English edit

Noun edit

pommage

  1. The set of apple and/or pear varieties grown in a region or location.
    • 2022, Claude Jolicoeur, Cider Planet, page 17:
      In a certain locality, however, it is not all the varieties included in the regional pommage that are traditionally grown, and that locality might have a pommage which is a subset of the regionl one.
  2. The ground-up apples from which cider is pressed.
    • 1807, The Complete Farmer: Or, a General Dictionary of Husbandry:
      In grinding the apples for this use into pommage, several methods are practised; but the two most chiefly in use are, the bruising-stone with a circular trough, and the apple-mill.
    • 1823, Colin MacKenzie, Five Thousand Receipts in all the useful and domestic arts, page 220:
      This is effected by placing clear sweet straw, or hair cloths, between the layers of pommage, till there is a pile of ten or twelve layers.
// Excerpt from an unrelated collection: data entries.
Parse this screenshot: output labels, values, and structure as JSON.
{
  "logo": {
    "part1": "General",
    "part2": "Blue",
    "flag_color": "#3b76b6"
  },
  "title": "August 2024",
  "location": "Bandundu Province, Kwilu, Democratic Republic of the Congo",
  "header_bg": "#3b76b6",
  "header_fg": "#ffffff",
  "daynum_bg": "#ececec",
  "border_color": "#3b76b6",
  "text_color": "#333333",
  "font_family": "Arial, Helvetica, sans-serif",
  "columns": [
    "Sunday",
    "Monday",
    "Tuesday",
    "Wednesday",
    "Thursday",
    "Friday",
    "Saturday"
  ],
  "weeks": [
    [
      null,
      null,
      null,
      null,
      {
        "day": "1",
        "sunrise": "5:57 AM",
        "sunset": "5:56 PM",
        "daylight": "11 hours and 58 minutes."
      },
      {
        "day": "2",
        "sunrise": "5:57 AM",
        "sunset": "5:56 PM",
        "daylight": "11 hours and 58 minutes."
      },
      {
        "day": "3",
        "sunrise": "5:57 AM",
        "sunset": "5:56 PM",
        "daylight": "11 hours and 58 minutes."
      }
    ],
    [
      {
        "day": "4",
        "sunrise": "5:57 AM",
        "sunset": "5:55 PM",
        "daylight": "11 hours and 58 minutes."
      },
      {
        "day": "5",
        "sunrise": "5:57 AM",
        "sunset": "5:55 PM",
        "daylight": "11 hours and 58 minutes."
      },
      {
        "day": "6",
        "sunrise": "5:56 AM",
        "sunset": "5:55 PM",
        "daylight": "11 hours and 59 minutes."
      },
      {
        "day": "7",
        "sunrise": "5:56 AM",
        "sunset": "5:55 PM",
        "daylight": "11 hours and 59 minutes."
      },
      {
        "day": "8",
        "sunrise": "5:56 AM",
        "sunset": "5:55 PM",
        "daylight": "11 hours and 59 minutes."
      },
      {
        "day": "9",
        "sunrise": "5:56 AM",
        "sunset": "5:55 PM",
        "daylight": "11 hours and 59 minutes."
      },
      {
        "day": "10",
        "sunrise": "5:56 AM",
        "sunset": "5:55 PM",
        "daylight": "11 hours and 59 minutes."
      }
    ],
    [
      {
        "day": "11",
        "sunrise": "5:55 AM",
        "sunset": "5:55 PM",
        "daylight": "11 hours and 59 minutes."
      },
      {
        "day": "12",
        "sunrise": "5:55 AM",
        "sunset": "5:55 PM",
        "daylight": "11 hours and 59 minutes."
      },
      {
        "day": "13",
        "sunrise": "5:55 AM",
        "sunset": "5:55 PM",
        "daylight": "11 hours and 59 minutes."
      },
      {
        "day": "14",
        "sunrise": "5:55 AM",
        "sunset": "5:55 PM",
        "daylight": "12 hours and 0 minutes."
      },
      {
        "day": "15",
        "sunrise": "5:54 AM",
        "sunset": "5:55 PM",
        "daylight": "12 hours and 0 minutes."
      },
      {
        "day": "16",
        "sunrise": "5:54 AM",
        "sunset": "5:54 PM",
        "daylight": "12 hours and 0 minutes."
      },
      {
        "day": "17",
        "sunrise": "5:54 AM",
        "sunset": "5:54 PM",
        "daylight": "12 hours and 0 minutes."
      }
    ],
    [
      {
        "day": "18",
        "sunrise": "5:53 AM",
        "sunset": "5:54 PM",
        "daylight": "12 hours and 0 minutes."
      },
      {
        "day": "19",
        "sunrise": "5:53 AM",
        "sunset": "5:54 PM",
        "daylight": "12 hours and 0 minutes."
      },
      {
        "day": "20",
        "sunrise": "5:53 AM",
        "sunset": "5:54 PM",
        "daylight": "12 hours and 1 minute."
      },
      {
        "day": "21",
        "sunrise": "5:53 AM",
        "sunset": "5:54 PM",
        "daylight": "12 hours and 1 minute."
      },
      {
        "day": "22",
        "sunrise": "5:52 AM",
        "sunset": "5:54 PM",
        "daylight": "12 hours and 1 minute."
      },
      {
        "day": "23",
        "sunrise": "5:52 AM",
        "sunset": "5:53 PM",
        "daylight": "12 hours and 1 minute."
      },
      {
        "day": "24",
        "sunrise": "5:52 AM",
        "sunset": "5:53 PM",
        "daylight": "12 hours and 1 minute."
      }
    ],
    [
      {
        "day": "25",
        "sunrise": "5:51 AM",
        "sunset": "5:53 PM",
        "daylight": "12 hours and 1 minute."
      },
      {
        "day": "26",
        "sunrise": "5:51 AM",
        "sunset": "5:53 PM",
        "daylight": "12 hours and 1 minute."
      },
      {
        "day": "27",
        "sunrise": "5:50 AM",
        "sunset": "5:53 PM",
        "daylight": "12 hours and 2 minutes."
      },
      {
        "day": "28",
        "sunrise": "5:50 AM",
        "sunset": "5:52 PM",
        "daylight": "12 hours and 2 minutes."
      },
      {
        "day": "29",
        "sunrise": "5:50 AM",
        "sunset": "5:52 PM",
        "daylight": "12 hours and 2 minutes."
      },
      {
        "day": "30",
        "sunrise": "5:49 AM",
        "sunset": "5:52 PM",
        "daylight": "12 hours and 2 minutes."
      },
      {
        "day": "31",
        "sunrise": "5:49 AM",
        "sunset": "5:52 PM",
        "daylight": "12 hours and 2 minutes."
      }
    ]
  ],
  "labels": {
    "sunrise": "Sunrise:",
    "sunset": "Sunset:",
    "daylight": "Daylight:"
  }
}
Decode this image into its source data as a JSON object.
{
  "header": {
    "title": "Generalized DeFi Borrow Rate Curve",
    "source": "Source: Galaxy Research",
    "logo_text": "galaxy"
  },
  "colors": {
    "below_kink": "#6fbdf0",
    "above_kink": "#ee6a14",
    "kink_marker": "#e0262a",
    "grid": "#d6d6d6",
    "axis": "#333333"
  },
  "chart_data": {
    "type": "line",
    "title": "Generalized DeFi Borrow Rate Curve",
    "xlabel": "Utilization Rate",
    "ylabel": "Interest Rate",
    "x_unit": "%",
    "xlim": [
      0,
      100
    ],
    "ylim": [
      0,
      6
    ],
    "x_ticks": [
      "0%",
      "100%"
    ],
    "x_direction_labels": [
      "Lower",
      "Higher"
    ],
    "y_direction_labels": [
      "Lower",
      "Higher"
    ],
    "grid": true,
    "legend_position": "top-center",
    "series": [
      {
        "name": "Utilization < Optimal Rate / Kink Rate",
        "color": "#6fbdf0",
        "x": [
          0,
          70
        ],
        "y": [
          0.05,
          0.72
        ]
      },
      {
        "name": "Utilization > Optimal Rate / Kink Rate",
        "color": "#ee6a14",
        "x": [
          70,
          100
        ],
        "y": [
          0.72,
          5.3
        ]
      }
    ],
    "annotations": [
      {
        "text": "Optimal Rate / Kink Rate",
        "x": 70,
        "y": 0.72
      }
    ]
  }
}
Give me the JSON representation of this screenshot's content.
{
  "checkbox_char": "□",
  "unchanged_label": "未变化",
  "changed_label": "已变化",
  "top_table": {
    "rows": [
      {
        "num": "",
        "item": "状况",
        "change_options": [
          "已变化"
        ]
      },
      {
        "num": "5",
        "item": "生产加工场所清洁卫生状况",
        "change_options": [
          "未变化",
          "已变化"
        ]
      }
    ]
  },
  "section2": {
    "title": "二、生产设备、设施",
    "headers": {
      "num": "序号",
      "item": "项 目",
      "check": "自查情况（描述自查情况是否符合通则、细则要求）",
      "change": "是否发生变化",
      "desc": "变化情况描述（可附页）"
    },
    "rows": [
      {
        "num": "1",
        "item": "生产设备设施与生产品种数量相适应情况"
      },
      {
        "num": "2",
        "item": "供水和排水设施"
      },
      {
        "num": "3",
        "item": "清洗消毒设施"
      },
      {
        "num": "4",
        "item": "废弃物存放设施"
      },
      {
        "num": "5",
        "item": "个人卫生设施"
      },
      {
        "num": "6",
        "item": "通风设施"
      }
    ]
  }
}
This pile is then subjected to different degrees of pressure in succession, till all the must or juice is squeezed from the pommage.
    • 1841, Arnold James Cooley, The Cyclopaedia of Practical Receipts in All the Useful and Domestic Arts, page 53:
      After the apples are gathered from the trees, they are ground into what is called pommage, either by means of a common pressing stone, with a circular trough, or by a cider mill, which is either driven by hand or by horse power.